The use of technology and innovation to provide services coupled with the rise of the smartphone savvy and millennial consumer is changing the face of finance.

Both established financial institutions and new startup ventures are growing the role of financial technology in everyday exchanges. But with the greater availability of new options, products and services, there exists a challenge for companies in getting past the noise, in marketing their service, and successfully engaging potential consumers.

Getting through the noise and directly to the client matters. But, unfortunately, getting to the consumer is the easy part.

Understanding how an individual formulates their choices and the parameters that affect uptake can help a venture either thrive or fall flat. Taking account for the inherent cognitive biases and influences that disengage a potential customer and along with prominent heuristics—or rules-of-thumb at play—can help financial technologies formulate a customer strategy that efficiently promotes their venture and helps their customers succeed.

The growing academic field of behavioral economics can help bridge the gap.

The opportunity to build analytical economic models that account for that manner in how people think, decide and act, needs to be leveraged. For a beginners guide here are five cognitive biases, noted from research within the field of behavioral economics, that ventures should be accounted for:

Anchoring

People’s choices and acceptance of costs are tied to prior experiences. If you engage in a service environment with many competitors, their pricing strategy and marketing campaigns directly effect you.

Number values in relation to costs and charges, any perception of mistrust, and a lack of financial prudence, matter.

Decision Paralysis

When given too many options individuals get confused with a choice overload. This paralysis can lead customers to choose the easiest and most convenient option. If your venture needs some explaining, this can be detrimental when in a noisy marketplace.

Importantly, in resorting to the conventional choice, it not only leads consumer’s to not choosing the most efficient choice for them, but can also lead them to not choosing at all, disengaging from the market.

Hyperbolic Discounting

People tend to value gains available immediately more higher than those gains provided in the future. This explains why people find saving for the future to be so difficult.

By tying future saving goals with immediate and ongoing tangible gains for the consumer is a difficult challenge to strategize, but one that is necessary to account for.

The Planning Fallacy

Time and again, people underestimate the actual time needed to accomplish tasks and the resources required.

Of all the insights gained from research, this is no surprise. Accounting for this reality is consequential to customer on-boarding and retention.

Loss Aversion

Here is the golden egg of behavioral insights: the specter of losses looms large and impacts a consumer’s choice more greatly than the prospect of an sure equal gain. Taking a value-laden service or product away is more impactful upon the mind of the consumer than providing them with the same service or product—even for free. Limiting the specter of losses and the negating “fear of missing out” for clients really matters.
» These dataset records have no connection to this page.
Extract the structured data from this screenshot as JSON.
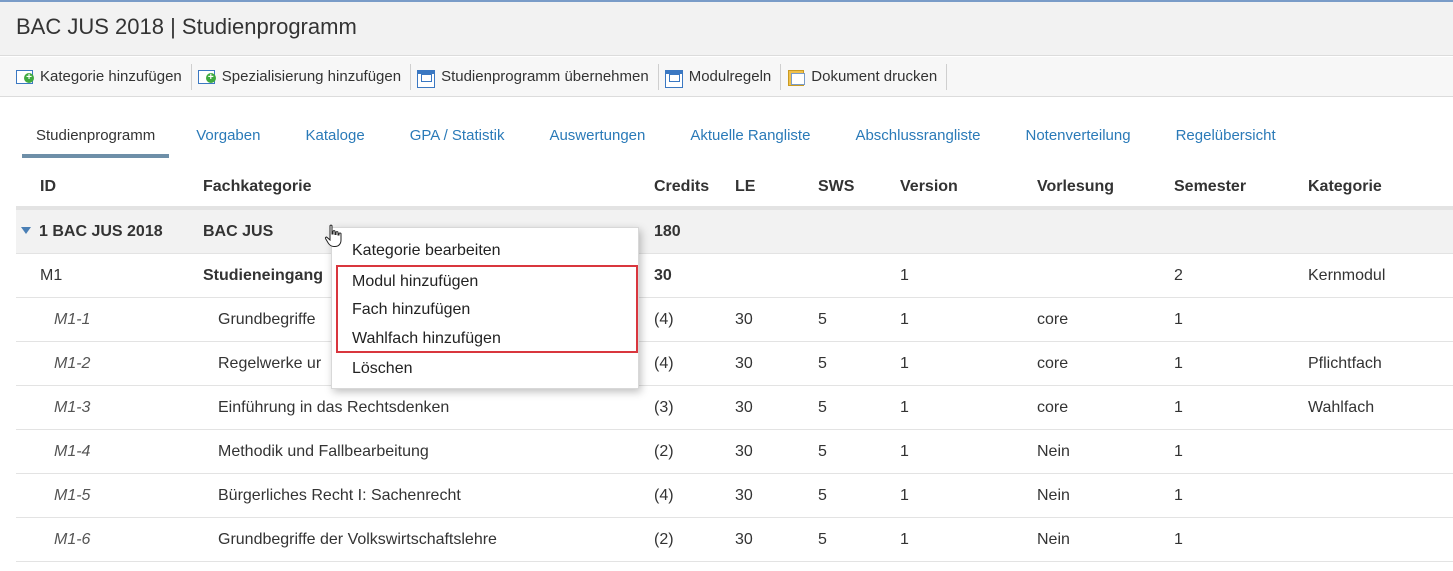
{
  "title": "BAC JUS 2018 | Studienprogramm",
  "toolbar": {
    "buttons": [
      {
        "label": "Kategorie hinzufügen",
        "icon": "add-category-icon"
      },
      {
        "label": "Spezialisierung hinzufügen",
        "icon": "add-specialization-icon"
      },
      {
        "label": "Studienprogramm übernehmen",
        "icon": "window-icon"
      },
      {
        "label": "Modulregeln",
        "icon": "window-icon"
      },
      {
        "label": "Dokument drucken",
        "icon": "print-icon"
      }
    ]
  },
  "tabs": [
    {
      "label": "Studienprogramm",
      "active": true
    },
    {
      "label": "Vorgaben"
    },
    {
      "label": "Kataloge"
    },
    {
      "label": "GPA / Statistik"
    },
    {
      "label": "Auswertungen"
    },
    {
      "label": "Aktuelle Rangliste"
    },
    {
      "label": "Abschlussrangliste"
    },
    {
      "label": "Notenverteilung"
    },
    {
      "label": "Regelübersicht"
    }
  ],
  "grid": {
    "columns": [
      "ID",
      "Fachkategorie",
      "Credits",
      "LE",
      "SWS",
      "Version",
      "Vorlesung",
      "Semester",
      "Kategorie"
    ],
    "rows": [
      {
        "id": "1 BAC JUS 2018",
        "fachkategorie": "BAC JUS",
        "credits": "180",
        "le": "",
        "sws": "",
        "version": "",
        "vorlesung": "",
        "semester": "",
        "kategorie": ""
      },
      {
        "id": "M1",
        "fachkategorie": "Studieneingang",
        "credits": "30",
        "le": "",
        "sws": "",
        "version": "1",
        "vorlesung": "",
        "semester": "2",
        "kategorie": "Kernmodul"
      },
      {
        "id": "M1-1",
        "fachkategorie": "Grundbegriffe",
        "credits": "(4)",
        "le": "30",
        "sws": "5",
        "version": "1",
        "vorlesung": "core",
        "semester": "1",
        "kategorie": ""
      },
      {
        "id": "M1-2",
        "fachkategorie": "Regelwerke ur",
        "credits": "(4)",
        "le": "30",
        "sws": "5",
        "version": "1",
        "vorlesung": "core",
        "semester": "1",
        "kategorie": "Pflichtfach"
      },
      {
        "id": "M1-3",
        "fachkategorie": "Einführung in das Rechtsdenken",
        "credits": "(3)",
        "le": "30",
        "sws": "5",
        "version": "1",
        "vorlesung": "core",
        "semester": "1",
        "kategorie": "Wahlfach"
      },
      {
        "id": "M1-4",
        "fachkategorie": "Methodik und Fallbearbeitung",
        "credits": "(2)",
        "le": "30",
        "sws": "5",
        "version": "1",
        "vorlesung": "Nein",
        "semester": "1",
        "kategorie": ""
      },
      {
        "id": "M1-5",
        "fachkategorie": "Bürgerliches Recht I: Sachenrecht",
        "credits": "(4)",
        "le": "30",
        "sws": "5",
        "version": "1",
        "vorlesung": "Nein",
        "semester": "1",
        "kategorie": ""
      },
      {
        "id": "M1-6",
        "fachkategorie": "Grundbegriffe der Volkswirtschaftslehre",
        "credits": "(2)",
        "le": "30",
        "sws": "5",
        "version": "1",
        "vorlesung": "Nein",
        "semester": "1",
        "kategorie": ""
      }
    ]
  },
  "context_menu": {
    "items": [
      "Kategorie bearbeiten",
      "Modul hinzufügen",
      "Fach hinzufügen",
      "Wahlfach hinzufügen",
      "Löschen"
    ],
    "highlight_color": "#d9363e"
  }
}
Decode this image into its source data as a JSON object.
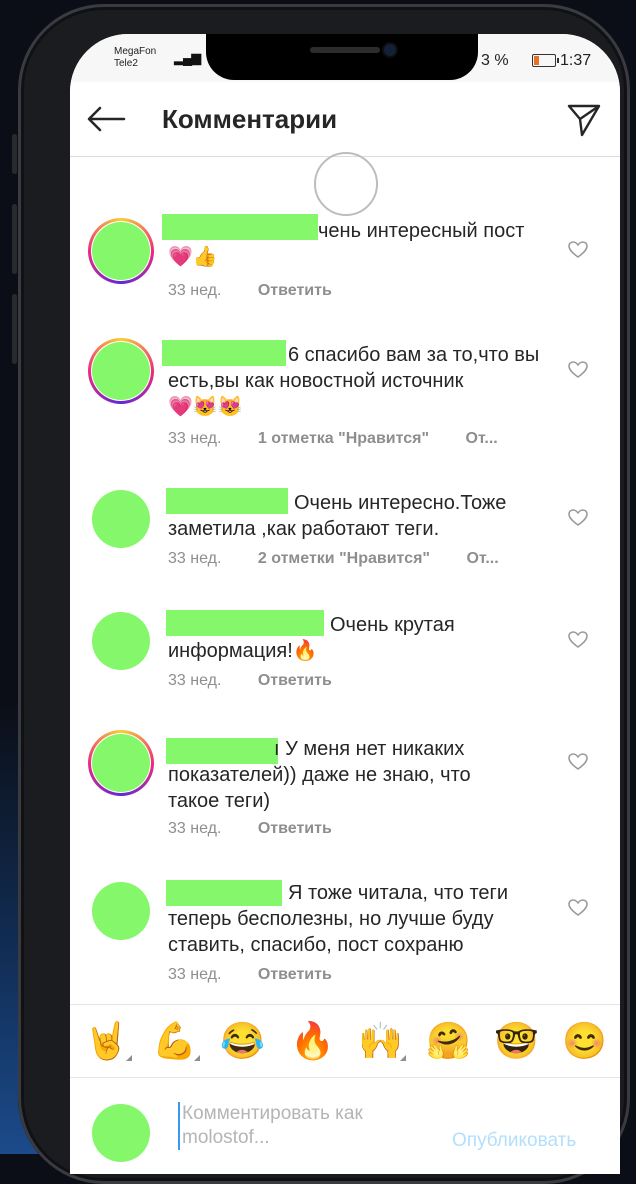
{
  "status": {
    "carrier1": "MegaFon",
    "carrier2": "Tele2",
    "battery": "3 %",
    "time": "1:37"
  },
  "header": {
    "title": "Комментарии"
  },
  "comments": [
    {
      "text": "чень интересный пост",
      "emoji": "💗👍",
      "time": "33 нед.",
      "action": "Ответить",
      "action2": ""
    },
    {
      "text": "6 спасибо вам за то,что вы есть,вы как новостной источник",
      "emoji": "💗😻😻",
      "time": "33 нед.",
      "action": "1 отметка \"Нравится\"",
      "action2": "От..."
    },
    {
      "text": "Очень интересно.Тоже заметила ,как работают теги.",
      "emoji": "",
      "time": "33 нед.",
      "action": "2 отметки \"Нравится\"",
      "action2": "От..."
    },
    {
      "text": "Очень крутая информация!🔥",
      "emoji": "",
      "time": "33 нед.",
      "action": "Ответить",
      "action2": ""
    },
    {
      "text": "ı У меня нет никаких показателей)) даже не знаю, что такое теги)",
      "emoji": "",
      "time": "33 нед.",
      "action": "Ответить",
      "action2": ""
    },
    {
      "text": "Я тоже читала, что теги теперь бесполезны, но лучше буду ставить, спасибо, пост сохраню",
      "emoji": "",
      "time": "33 нед.",
      "action": "Ответить",
      "action2": ""
    }
  ],
  "emoji_bar": [
    "🤘",
    "💪",
    "😂",
    "🔥",
    "🙌",
    "🤗",
    "🤓",
    "😊"
  ],
  "compose": {
    "placeholder": "Комментировать как molostof...",
    "publish": "Опубликовать"
  }
}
Insights from behavioral economics show that ventures should no longer rely on simple models of consumer interaction. Time and again people intuitively make poor decisions. Arguably, the value proposition of all fintech ventures serve to provide novel solutions to many of finance’s old problems. It will be near difficult to change conventional behavior by using outdated consumer models, but if leveraged correctly, insights from behavioral economics can help financial technologies flourish.

Getting your venture past the noise is only the first challenge. Understanding and accounting for how your potential client thinks and plans for their financial future is the second hurdle. Using insights from behavioral economics can help both startup fintechs and industry leaders close the loopholes and strengthen their customer’s experience in the new financial world.